The DfE's June 2026 EdTech market assessment sets out an eight-stage implementation journey that runs from identifying a need, through scoping and evaluating options, securing budget and approval, procuring and contracting, deploying and integrating with existing systems, training staff, embedding the tool into everyday practice, and finally measuring its impact and deciding whether to sustain it. The point of the model is that adoption is not a single purchasing decision but a sequence, and a tool can stall at any stage. A product can be excellent on paper yet never reach pupils because it fell at training, integration, or impact measurement. School leaders who map a proposed tool against all eight stages before committing budget tend to make better decisions than those who focus only on features and price.
What are the biggest barriers to EdTech in UK schools?
The DfE groups the obstacles into four system-level constraints: strategic capability gaps, resource and prioritisation pressures, procurement and infrastructure constraints, and difficulties with sustained adoption and impact measurement. In plain terms, schools often lack the time and specialist knowledge to plan technology strategically, are juggling EdTech against many competing priorities, face friction in buying and integrating tools, and struggle to prove whether a tool actually improved outcomes. These are structural rather than attitudinal — most leaders want to adopt good technology but the system around them makes it hard. Recognising which of the four constraints is biting hardest in your setting is the first step to overcoming it.
How can a school trial an AI tool without committing budget?
The most reliable route is to choose tools that offer a genuine free trial with no purchase order, no card, and no IT installation, so a teacher can test them within existing approval limits. This sidesteps the procurement and budget stages of the adoption journey entirely for the trial period. A single teacher or department can run a small pilot, gather evidence on real student work, and only escalate to a formal purchase if the results justify it. The DfE's own Assistive Technology lending library pilot reflects this try-before-you-buy direction of travel, lowering the cost of finding out whether a tool works before any money changes hands.

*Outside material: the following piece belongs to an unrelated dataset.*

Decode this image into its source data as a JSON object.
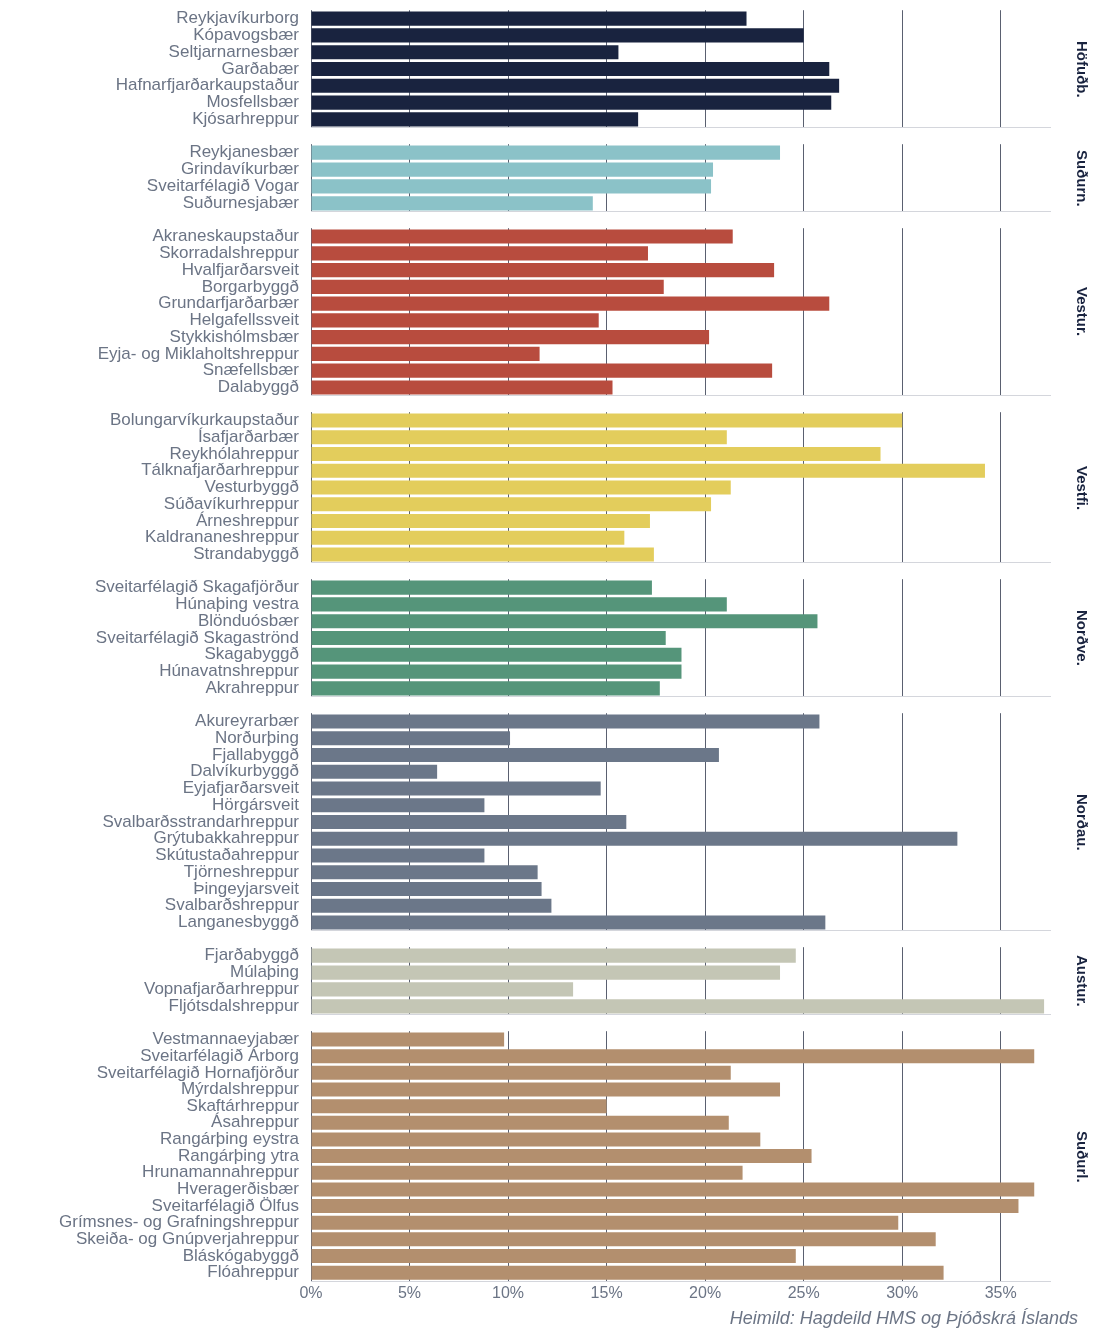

What is the EdTech Testbed Programme?
The EdTech Testbed approach refers to government-backed evaluation initiatives that let schools trial education technology under structured conditions and feed evidence back to the sector, rather than every school evaluating in isolation. The aim is to reduce the reliance on informal, word-of-mouth evidence that the DfE identifies as a weakness in current procurement. The DfE's June 2026 report explicitly notes that reliable evidence on how EdTech is used in practice in schools and colleges remains limited, which is exactly the gap structured trials are designed to close. For an individual school, the practical takeaway is to favour tools that provide transparent, classroom-level evidence you can verify yourself.
What does the DfE recommend for evaluating new technology?
The DfE's June 2026 assessment does not issue a single checklist, but its analysis points clearly towards evaluating technology against the full adoption journey rather than the purchase decision alone — checking that a tool can be trialled cheaply, integrated without heavy IT work, embedded into routine practice, and measured for impact. It cautions against reliance on informal sources of evidence and highlights limited capacity for long-term planning as a core constraint. The report also flags that investment is shifting towards specialised AI solutions, which suggests leaders should weigh purpose-built tools against general-purpose ones. In short: trial it, integrate it, embed it, measure it — and demand evidence at each step.